In the spring of 2013, my friend, Bill Westveer, ran into my office and said, “I recently met a professional speaker who you really need to meet. His name is Noah Rickun.” Within one week, Bill set up a workout appointment for the three of us so that Noah and I could casually connect. Immediately after our workout, Noah and I chatted in my office for about an hour. After talking about our families and our careers, he told me that he had heard that I wanted to make speaking a part of my career. I slowly responded, “I do, but I’m not quite sure where to start.” Noah then went on to say, “Lots of people tell me that they want to be speakers, but unfortunately, no one does it.”

Setting the Expectation from the Beginning

The next thing that he would say to me forever changed my perspective about any mentoring relationship. Noah declared in clear and direct language, “Here is the deal. I’ll help you, but then you have to actually go after it.” I paused for a moment, glanced away, and thought to myself, “Ok, wait. I’ll have to stop just thinking about it and actually do it?”

Thankfully, I’ve had a network of mentors who have generously helped me and have invested in my career. This time; however, the offer was unique. You see, Noah set the expectation from the beginning that it’s 100 percent on me, the mentee, to follow through and take action. He fully required me to commit to action . . . I could no longer just talk about my dream.

I looked back at him and said, “I’m in.”

4 Ways that Made My Mentor Great

Over the next year, Noah helped me significantly in the following ways:

  1. He also committed, as he promised. When I was hired to be the keynote speaker for the Biz Times Fittest Exec Competition, I asked Noah to evaluate my speech. Without hesitation, he blocked off his evening to see me in action. I knew then that Noah was serious about helping me improve.
  2. He told me the truth. A couple of months later, Noah invited me as his guest to listen to his mentor and King of Sales, Jeffrey Gitomer, speak live. During our train ride to Chicago, to attend the event, Noah provided me his honest critique from my prior keynote. He gave me a lot of positive feedback, but also provided three invaluable observations that would improve my future speeches. I fully realized that Noah had prepared for our time together.
  3. He remained a mentee. At Gitomer’s presentation, Noah put aside his ego and was writing notes constantly. I vividly remember watching Noah nod his head with excitement whenever Gitomer said something that he could take back and apply in Milwaukee. In addition to inviting me to the event, Noah woke up early and set up a private breakfast for the three of us [my mentor, his mentor, and myself] so that we could learn more from the King of Sales. This showed me that Noah was a perpetual learner.
  4. He put our friendship ahead of the mentorship. For months after the Chicago event, Noah would check in with me regularly, meet with me at Starbucks to talk about life, and invite me to workout with him. Our relationship grew beyond him helping my speaking career. Noah was the teacher who cared about me above and beyond our work.

More Than I Asked For

Are you a mentor? If so, are you giving more value than you are being asked to give?
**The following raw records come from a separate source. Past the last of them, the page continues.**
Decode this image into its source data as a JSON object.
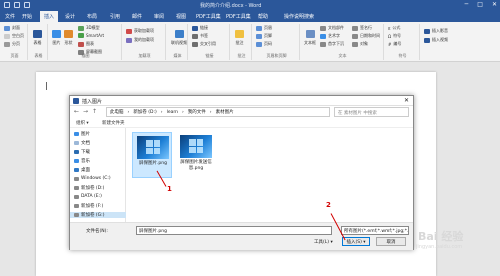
{
  "window": {
    "doc_title": "我的简介介绍.docx - Word",
    "tell": "操作说明搜索"
  },
  "tabs": [
    "文件",
    "开始",
    "插入",
    "设计",
    "布局",
    "引用",
    "邮件",
    "审阅",
    "视图",
    "PDF工具集",
    "PDF工具集",
    "帮助"
  ],
  "ribbon": {
    "groups": [
      {
        "label": "页面",
        "items": [
          "封面",
          "空白页",
          "分页"
        ]
      },
      {
        "label": "表格",
        "items": [
          "表格"
        ]
      },
      {
        "label": "插图",
        "items": [
          "图片",
          "形状",
          "3D模型",
          "SmartArt",
          "图表",
          "屏幕截图"
        ]
      },
      {
        "label": "加载项",
        "items": [
          "获取加载项",
          "我的加载项"
        ]
      },
      {
        "label": "媒体",
        "items": [
          "联机视频"
        ]
      },
      {
        "label": "链接",
        "items": [
          "链接",
          "书签",
          "交叉引用"
        ]
      },
      {
        "label": "批注",
        "items": [
          "批注"
        ]
      },
      {
        "label": "页眉和页脚",
        "items": [
          "页眉",
          "页脚",
          "页码"
        ]
      },
      {
        "label": "文本",
        "items": [
          "文本框",
          "文档部件",
          "艺术字",
          "首字下沉",
          "签名行",
          "日期和时间",
          "对象"
        ]
      },
      {
        "label": "符号",
        "items": [
          "公式",
          "符号",
          "编号"
        ]
      },
      {
        "label": "",
        "items": [
          "插入影音",
          "插入视频"
        ]
      }
    ]
  },
  "dialog": {
    "title": "插入图片",
    "address": [
      "此电脑",
      "新加卷 (D:)",
      "learn",
      "我的文件",
      "素材图片"
    ],
    "search_placeholder": "在 素材图片 中搜索",
    "toolbar": {
      "organize": "组织 ▾",
      "new_folder": "新建文件夹"
    },
    "sidebar": [
      {
        "label": "图片",
        "icon": "picture-icon",
        "color": "#3a8ee6"
      },
      {
        "label": "文档",
        "icon": "document-icon",
        "color": "#9cb8d8"
      },
      {
        "label": "下载",
        "icon": "download-icon",
        "color": "#2b6cb0"
      },
      {
        "label": "音乐",
        "icon": "music-icon",
        "color": "#3a8ee6"
      },
      {
        "label": "桌面",
        "icon": "desktop-icon",
        "color": "#2f78c4"
      },
      {
        "label": "Windows (C:)",
        "icon": "drive-icon",
        "color": "#888888"
      },
      {
        "label": "新加卷 (D:)",
        "icon": "drive-icon",
        "color": "#888888"
      },
      {
        "label": "DATA (E:)",
        "icon": "drive-icon",
        "color": "#888888"
      },
      {
        "label": "新加卷 (F:)",
        "icon": "drive-icon",
        "color": "#888888"
      },
      {
        "label": "新加卷 (G:)",
        "icon": "drive-icon",
        "color": "#888888"
      }
    ],
    "files": [
      {
        "name": "屏保图片.png",
        "selected": true
      },
      {
        "name": "屏保图片发送信息.png",
        "selected": false
      }
    ],
    "filename_label": "文件名(N):",
    "filename_value": "屏保图片.png",
    "filetype": "所有图片(*.emf;*.wmf;*.jpg;*.j",
    "tools": "工具(L) ▾",
    "insert": "插入(S) ▾",
    "cancel": "取消"
  },
  "annotations": {
    "one": "1",
    "two": "2"
  },
  "watermark": {
    "main": "Bai 经验",
    "sub": "jingyan.baidu.com"
  }
}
I was given much more than I ever would have imagined. William Arthur Ward once said, “The mediocre teacher tells. The good teacher explains. The superior teacher demonstrates. The great teacher inspires.” Noah, thank you for inspiring me through your encouraging words, authentic stories, life-changing experiences, and your precious gift of time.
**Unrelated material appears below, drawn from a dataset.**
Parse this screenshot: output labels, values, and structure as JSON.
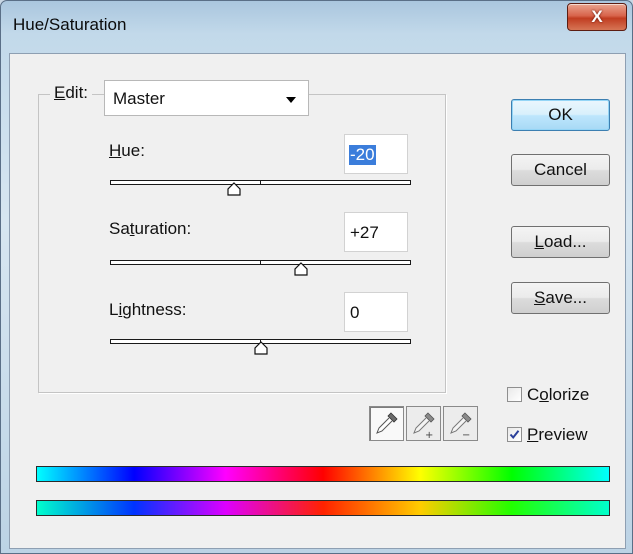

Will You Make the Right Decision?

Are you a mentee? If so, are you committed to action?

Great news!

Your mentor will help you, too . . . if you actually make the decision to go after it.
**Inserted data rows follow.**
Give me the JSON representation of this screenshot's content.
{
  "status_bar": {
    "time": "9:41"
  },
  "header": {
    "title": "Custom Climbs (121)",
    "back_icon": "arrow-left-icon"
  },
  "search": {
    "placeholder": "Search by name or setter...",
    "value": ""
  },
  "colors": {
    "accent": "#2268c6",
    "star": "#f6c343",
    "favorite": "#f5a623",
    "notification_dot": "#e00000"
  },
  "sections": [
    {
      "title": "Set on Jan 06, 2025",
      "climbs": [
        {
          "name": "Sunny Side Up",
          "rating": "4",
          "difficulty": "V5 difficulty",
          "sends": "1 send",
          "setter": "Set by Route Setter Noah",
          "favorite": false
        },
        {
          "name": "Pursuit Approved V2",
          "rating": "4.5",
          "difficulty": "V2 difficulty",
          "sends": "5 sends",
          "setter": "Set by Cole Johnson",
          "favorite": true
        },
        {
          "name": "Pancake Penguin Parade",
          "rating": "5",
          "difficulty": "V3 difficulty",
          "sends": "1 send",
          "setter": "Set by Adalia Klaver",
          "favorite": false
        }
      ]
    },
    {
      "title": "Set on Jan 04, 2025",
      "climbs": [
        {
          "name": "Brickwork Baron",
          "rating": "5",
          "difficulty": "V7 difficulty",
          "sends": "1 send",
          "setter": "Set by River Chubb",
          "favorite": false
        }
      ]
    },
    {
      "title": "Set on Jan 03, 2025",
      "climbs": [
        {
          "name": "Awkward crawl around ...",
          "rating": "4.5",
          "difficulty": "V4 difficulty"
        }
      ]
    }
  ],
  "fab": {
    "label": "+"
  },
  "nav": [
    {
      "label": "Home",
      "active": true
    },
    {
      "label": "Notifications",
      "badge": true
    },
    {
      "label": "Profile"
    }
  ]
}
ACTION: In a mentoring relationship, it is ultimately the mentee’s responsibility to take action. Write down something specific that you want to accomplish either personally or professionally. This might well be something that you’ve been thinking about quite often as of late. Next, jot down the name of the person who you ideally want to help you. Then, reach out to this person and ask him or her to help you with your specific goal or dream. Finally, clearly demonstrate to them that you are deeply committed to actually going after it!